Sono molto felice di questa iniziativa.

 

LABORATORIO TEATRALE INTEGRATO

 (prima puntata)

 

Ho sempre pensato che, nella scuola, tutti gli studenti dovessero avere la possibilità di esprimersi al di fuori e al di là della cornice delle varie discipline; questo perchè ciascuno di noi ha bisogno, come si suol dire, di “essere protagonista”: non tanto su di un palcoscenico ma della propria vita, e per esserlo deve avere la possibilità e la capacità di “manifestarsi”. Non si tratta soltanto dell’espressione dei vissuti personali, così importanti nell’adolescenza, ma proprio di quel lato artistico che in molti di noi si evidenzia durante l’infanzia (o che risiede, riposto, nei nostri sogni), per venire poi dimenticato o messo da parte... Come se il bisogno di esprimersi e di manifestarsi in senso artistico (pensiamo ai graffiti dei cosiddetti “primitivi”, alla danza, alla nascita stessa del teatro e della poesia...) non fosse una imprescindibile necessità umana. In una società in cui la cultura dei “media” sembra diffondere e sottolineare la spettacolarità, in realtà i modelli che vengono proposti risultano sempre uguali, incentrati su un protagonismo dell’uomo/donna della strada che, però, esclude qualsiasi ricerca, riflessione, progetto (salvo quello di restare sotto il riflettore, recitando il ruolo di se stesso e, spesso, recitandolo veramente “da cani”).

 Perciò, quando all’inizio degli anni Novanta l’allora Provveditorato agli Studi promosse i progetti relativi all’ “Educazione alla Salute” degli studenti, prevedendo anche un piccolo finanziamento, non mi sembrò vero!Per “salute psicofisica” (soprattutto degli studenti, ma anche dei docenti) si intendeva la capacità di interagire armoniosamente nell’ambito della comunità scolastica, sviluppando le proprie potenzialità, anche espressive.
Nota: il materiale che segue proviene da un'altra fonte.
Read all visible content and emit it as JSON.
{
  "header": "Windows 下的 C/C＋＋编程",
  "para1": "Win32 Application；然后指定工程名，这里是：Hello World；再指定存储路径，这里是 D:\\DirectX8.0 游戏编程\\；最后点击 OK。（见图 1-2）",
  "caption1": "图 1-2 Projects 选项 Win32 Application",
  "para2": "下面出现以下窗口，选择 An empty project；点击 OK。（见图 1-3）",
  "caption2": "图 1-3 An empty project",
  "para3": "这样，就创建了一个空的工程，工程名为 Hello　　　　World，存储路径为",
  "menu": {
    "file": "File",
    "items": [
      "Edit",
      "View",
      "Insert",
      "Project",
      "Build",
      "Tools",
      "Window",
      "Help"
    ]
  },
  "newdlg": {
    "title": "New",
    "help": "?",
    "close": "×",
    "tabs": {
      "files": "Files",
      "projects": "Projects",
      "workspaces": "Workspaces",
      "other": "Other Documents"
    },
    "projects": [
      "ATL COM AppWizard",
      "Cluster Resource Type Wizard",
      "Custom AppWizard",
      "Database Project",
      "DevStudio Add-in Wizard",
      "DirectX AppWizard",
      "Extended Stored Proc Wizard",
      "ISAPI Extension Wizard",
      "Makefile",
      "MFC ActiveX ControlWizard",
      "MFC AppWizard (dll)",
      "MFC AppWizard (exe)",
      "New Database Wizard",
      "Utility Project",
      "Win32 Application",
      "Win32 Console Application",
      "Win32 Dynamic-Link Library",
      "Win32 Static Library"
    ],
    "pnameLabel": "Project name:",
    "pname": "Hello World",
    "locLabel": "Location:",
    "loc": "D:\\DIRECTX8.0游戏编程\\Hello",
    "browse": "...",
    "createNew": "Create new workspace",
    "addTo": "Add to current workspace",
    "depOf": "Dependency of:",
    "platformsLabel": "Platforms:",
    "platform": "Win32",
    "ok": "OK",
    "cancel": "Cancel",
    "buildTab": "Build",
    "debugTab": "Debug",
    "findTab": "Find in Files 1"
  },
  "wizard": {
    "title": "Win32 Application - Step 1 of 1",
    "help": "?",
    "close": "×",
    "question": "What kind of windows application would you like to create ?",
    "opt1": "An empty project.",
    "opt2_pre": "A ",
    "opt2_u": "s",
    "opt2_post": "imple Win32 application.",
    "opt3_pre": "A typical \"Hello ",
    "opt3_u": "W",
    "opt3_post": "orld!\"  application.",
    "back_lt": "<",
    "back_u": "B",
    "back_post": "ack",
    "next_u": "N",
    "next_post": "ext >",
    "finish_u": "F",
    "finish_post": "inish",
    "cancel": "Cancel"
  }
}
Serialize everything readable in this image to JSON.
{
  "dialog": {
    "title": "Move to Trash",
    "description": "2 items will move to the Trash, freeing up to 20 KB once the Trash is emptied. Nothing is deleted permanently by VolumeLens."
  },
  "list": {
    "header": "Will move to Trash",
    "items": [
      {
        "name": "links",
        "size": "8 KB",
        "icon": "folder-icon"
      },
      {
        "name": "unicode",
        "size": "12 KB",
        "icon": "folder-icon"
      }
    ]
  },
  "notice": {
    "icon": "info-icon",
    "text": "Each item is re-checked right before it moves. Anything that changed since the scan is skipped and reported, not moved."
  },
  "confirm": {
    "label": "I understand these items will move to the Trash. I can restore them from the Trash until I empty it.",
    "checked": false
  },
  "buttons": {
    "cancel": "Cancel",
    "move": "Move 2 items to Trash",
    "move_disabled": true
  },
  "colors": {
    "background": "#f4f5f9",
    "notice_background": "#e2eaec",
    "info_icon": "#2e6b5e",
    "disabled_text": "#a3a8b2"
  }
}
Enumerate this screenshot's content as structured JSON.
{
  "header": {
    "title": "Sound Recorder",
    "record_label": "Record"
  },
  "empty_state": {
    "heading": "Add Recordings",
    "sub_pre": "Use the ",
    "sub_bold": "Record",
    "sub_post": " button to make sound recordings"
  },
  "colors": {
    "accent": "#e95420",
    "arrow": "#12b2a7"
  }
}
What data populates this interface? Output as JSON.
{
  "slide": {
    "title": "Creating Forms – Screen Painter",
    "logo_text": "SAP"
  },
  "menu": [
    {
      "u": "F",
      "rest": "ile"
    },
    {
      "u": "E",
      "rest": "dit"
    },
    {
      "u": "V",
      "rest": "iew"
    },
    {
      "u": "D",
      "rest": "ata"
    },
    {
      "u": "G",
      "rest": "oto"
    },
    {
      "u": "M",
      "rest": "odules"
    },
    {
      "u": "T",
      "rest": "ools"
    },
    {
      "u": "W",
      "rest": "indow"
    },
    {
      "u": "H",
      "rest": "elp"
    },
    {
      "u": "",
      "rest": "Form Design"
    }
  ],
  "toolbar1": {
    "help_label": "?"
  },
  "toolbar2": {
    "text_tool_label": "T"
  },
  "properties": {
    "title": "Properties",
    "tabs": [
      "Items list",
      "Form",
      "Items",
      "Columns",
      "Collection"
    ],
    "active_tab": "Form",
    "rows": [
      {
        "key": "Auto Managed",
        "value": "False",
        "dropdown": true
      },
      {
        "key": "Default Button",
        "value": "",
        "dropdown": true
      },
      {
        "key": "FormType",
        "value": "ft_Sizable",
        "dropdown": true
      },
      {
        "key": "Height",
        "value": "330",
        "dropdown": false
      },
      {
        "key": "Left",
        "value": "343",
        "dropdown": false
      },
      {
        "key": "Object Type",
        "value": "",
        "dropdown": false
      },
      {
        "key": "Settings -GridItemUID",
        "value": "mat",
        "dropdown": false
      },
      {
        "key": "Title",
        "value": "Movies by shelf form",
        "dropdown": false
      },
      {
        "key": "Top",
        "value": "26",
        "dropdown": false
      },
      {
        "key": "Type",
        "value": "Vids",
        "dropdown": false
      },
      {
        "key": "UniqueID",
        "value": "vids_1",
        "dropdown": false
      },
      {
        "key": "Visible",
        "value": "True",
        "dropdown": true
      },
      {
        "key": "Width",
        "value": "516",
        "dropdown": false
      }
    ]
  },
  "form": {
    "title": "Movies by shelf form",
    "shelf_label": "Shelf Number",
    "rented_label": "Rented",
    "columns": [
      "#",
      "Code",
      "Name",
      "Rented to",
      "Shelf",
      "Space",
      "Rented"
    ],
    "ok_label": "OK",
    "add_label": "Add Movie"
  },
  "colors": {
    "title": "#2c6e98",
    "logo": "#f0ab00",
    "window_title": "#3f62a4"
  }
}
Difatti illustri esperti in campo pedagogico (vi risparmio i riferimenti scientifici) sostengono che una favorevole situazione di tipo affettivo ( = sentirsi ‘bene’) sia strettamente legata all’apprendimento: questo, soprattutto in età evolutiva, non può prescindere da quella; perciò lavorare in funzione della libertà d’espressione e per la creazione di un contesto educativo favorevole in termini socio-affettivi è proprio uno dei compiti della scuola.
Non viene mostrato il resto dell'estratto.